Following ECOS and Habitat 2020s’ opposition to the recently adopted Kamerrer-99 Sphere of Influence Expansion, ECOS and Habitat 2020 are primarily concerned with the “study areas” for further expansion proposed in this General Plan Update. Elk Grove’s anticipated growth can be accommodated within the existing City limits, and we find no justification for expansion beyond the Sacramento County Urban Services Boundary (USB) established in 1993 to be the ultimate growth boundary within the County. The proposal is inconsistent with the Sacramento Area Council of Governments’ (SACOG) Metropolitan Transportation Plan/Sustainable Communities Strategy (MTP/SCS) for meeting State mandated greenhouse gas (GHG) reductions, Federal mandates for Air Quality Attainment under the State Improvement Plan (SIP), as well as myriad regional goals for social equity, public health and natural resource conservation. There is an extreme lack of certainty that municipal water can be provided to this area without severe regional impacts, and the impacts to invaluable agricultural and biological resources by the proposal are potentially impossible to mitigate.

The justification given for study of further expansion is the need for Elk Grove to correct its job’s housing balance.

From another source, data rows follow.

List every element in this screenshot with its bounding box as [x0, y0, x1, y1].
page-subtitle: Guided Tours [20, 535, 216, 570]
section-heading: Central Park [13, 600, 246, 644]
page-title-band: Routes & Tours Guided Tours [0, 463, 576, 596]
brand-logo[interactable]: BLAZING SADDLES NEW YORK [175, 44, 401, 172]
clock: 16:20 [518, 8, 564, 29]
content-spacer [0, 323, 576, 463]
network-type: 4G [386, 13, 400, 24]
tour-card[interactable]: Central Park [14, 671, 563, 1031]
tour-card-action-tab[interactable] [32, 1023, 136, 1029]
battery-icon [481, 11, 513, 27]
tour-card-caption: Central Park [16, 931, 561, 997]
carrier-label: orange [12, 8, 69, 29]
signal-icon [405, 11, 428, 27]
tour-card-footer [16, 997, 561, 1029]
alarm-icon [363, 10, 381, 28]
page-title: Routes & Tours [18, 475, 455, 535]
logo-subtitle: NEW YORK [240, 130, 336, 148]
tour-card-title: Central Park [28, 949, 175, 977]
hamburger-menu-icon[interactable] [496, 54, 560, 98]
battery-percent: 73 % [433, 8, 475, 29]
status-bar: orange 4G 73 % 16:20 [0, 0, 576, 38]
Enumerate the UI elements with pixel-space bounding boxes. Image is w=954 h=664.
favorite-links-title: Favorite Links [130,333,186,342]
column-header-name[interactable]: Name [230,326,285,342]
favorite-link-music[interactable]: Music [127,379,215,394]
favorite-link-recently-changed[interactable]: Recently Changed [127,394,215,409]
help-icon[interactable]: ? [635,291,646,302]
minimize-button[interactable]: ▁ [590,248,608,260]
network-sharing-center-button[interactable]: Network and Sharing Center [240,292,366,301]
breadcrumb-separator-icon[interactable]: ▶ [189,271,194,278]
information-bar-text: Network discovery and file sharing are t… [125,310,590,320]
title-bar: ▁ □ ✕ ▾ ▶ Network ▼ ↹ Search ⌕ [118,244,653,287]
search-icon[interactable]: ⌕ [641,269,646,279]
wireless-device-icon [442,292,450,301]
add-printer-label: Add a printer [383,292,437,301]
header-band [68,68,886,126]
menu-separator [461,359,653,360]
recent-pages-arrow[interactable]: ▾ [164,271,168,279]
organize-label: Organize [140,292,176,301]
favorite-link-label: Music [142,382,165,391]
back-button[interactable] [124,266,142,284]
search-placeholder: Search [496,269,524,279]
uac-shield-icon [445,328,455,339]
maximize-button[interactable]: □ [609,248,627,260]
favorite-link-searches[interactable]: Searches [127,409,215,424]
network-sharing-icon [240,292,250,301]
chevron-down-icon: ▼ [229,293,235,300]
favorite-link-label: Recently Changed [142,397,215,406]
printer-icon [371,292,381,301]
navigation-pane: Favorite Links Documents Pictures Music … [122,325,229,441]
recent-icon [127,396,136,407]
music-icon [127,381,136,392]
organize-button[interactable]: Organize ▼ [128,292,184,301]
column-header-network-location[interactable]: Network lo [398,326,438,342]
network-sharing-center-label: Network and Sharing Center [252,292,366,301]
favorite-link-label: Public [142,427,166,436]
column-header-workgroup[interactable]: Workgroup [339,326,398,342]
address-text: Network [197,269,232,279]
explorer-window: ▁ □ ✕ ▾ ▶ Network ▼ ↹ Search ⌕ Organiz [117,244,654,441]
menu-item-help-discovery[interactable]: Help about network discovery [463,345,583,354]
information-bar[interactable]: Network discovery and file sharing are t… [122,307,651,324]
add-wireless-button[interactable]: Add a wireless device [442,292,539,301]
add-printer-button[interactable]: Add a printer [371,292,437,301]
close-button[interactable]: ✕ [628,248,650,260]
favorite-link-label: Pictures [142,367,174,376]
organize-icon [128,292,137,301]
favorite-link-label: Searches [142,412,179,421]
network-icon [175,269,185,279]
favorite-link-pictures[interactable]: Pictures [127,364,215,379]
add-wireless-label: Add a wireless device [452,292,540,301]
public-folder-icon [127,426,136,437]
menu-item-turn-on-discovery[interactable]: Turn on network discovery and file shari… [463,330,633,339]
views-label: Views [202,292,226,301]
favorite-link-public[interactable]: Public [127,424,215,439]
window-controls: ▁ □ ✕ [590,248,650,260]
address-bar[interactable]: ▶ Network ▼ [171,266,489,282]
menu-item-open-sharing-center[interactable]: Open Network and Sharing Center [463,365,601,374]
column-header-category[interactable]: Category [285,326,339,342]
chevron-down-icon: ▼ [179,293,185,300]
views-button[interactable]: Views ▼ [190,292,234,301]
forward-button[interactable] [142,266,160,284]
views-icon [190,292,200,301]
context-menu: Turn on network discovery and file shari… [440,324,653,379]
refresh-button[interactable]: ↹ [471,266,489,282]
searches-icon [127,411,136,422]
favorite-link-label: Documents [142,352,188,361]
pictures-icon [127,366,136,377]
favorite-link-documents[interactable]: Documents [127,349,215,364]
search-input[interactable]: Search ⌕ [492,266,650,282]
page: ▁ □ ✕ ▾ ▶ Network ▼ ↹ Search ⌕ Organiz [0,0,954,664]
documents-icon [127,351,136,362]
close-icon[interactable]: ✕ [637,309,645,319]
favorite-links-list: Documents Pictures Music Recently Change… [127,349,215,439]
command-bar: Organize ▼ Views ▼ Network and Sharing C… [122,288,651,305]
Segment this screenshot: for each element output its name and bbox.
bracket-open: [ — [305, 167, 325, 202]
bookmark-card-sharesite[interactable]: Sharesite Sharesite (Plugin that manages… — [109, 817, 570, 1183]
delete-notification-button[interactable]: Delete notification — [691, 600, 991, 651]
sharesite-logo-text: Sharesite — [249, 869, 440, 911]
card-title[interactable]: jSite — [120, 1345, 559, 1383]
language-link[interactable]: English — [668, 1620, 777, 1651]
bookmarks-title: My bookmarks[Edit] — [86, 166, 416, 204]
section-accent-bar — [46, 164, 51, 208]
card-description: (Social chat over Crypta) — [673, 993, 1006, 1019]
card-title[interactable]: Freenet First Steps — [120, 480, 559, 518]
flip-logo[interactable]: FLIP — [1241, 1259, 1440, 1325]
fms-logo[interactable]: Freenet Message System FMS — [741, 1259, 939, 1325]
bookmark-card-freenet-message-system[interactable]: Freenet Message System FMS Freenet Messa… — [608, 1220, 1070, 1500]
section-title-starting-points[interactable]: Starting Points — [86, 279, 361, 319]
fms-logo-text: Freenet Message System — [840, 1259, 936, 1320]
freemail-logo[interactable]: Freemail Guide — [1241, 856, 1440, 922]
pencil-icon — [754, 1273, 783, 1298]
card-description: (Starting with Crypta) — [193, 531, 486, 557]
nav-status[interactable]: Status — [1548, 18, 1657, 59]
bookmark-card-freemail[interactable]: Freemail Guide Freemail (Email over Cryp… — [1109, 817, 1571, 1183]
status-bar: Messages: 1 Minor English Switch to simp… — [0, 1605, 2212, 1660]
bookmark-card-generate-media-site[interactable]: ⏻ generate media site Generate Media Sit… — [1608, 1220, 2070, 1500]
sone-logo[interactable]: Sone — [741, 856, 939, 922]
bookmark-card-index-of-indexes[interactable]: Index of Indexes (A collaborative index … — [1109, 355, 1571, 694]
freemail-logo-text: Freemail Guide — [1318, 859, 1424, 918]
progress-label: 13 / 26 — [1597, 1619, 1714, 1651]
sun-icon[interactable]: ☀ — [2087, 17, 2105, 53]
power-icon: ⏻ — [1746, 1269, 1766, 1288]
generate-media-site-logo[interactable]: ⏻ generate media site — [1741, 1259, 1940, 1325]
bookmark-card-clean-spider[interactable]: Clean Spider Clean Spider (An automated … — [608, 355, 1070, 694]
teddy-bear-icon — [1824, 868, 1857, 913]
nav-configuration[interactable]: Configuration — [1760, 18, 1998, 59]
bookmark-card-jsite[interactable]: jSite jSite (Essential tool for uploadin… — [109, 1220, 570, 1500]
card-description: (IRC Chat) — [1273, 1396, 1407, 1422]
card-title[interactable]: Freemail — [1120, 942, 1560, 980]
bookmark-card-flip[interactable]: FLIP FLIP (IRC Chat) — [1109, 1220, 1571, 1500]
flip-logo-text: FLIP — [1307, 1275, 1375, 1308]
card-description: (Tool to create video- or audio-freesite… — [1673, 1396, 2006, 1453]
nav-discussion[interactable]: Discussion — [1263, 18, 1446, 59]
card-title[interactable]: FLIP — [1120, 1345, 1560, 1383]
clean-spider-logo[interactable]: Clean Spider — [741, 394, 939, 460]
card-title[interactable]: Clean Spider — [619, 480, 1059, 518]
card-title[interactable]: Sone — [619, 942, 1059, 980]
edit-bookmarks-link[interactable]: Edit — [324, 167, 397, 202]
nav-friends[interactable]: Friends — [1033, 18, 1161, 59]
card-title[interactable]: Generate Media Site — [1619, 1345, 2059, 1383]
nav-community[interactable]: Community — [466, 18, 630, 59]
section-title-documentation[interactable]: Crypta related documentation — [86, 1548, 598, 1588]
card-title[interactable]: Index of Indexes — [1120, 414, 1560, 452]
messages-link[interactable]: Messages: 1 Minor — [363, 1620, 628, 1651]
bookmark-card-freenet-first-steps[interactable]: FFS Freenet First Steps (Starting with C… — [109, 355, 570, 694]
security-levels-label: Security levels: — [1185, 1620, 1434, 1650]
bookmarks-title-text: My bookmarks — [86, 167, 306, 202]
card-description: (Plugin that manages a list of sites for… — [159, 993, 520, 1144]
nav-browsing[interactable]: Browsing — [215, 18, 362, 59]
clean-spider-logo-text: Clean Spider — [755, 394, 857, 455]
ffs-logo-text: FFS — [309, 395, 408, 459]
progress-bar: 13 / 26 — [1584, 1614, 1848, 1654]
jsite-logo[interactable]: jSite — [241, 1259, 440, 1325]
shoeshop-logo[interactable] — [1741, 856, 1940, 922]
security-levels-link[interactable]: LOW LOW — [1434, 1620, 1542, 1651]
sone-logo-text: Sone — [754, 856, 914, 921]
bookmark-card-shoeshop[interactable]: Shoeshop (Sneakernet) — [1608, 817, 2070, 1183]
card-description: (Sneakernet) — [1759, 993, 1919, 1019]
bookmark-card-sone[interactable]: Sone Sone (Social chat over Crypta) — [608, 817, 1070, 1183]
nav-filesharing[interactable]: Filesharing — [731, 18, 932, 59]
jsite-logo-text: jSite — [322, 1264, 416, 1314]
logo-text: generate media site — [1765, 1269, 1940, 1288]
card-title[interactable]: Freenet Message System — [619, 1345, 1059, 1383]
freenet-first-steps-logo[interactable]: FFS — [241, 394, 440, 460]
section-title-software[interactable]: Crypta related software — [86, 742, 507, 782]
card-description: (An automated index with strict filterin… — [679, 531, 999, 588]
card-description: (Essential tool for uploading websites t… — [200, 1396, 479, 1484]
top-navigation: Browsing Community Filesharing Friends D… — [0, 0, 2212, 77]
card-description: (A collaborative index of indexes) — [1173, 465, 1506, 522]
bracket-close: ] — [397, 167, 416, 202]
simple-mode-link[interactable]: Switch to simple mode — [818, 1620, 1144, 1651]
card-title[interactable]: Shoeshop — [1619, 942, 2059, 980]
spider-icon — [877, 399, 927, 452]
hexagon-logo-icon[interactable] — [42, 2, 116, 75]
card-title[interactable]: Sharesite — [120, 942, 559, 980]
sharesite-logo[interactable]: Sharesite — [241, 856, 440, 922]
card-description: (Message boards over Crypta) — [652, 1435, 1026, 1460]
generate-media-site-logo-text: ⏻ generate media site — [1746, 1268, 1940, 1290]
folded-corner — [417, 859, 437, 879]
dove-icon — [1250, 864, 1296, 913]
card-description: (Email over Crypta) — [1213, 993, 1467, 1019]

This is a goal that ECOS agrees with, but, again, the housing and employment that Elk Grove anticipates to achieve from existing planning areas within the current City boundaries already far exceed that of SACOG’S projections for Elk Grove by 2040. If Elk Grove were to achieve these housing and employment projections in the SOIA as well, it would certainly have impacts on housing and employment in neighboring jurisdictions in the region.

While these proposed expansion areas are only “study areas,” it is irresponsible of the City to signal intent for growth that is so divergent from the regional plan, and where the cumulative impacts to the region would be so great.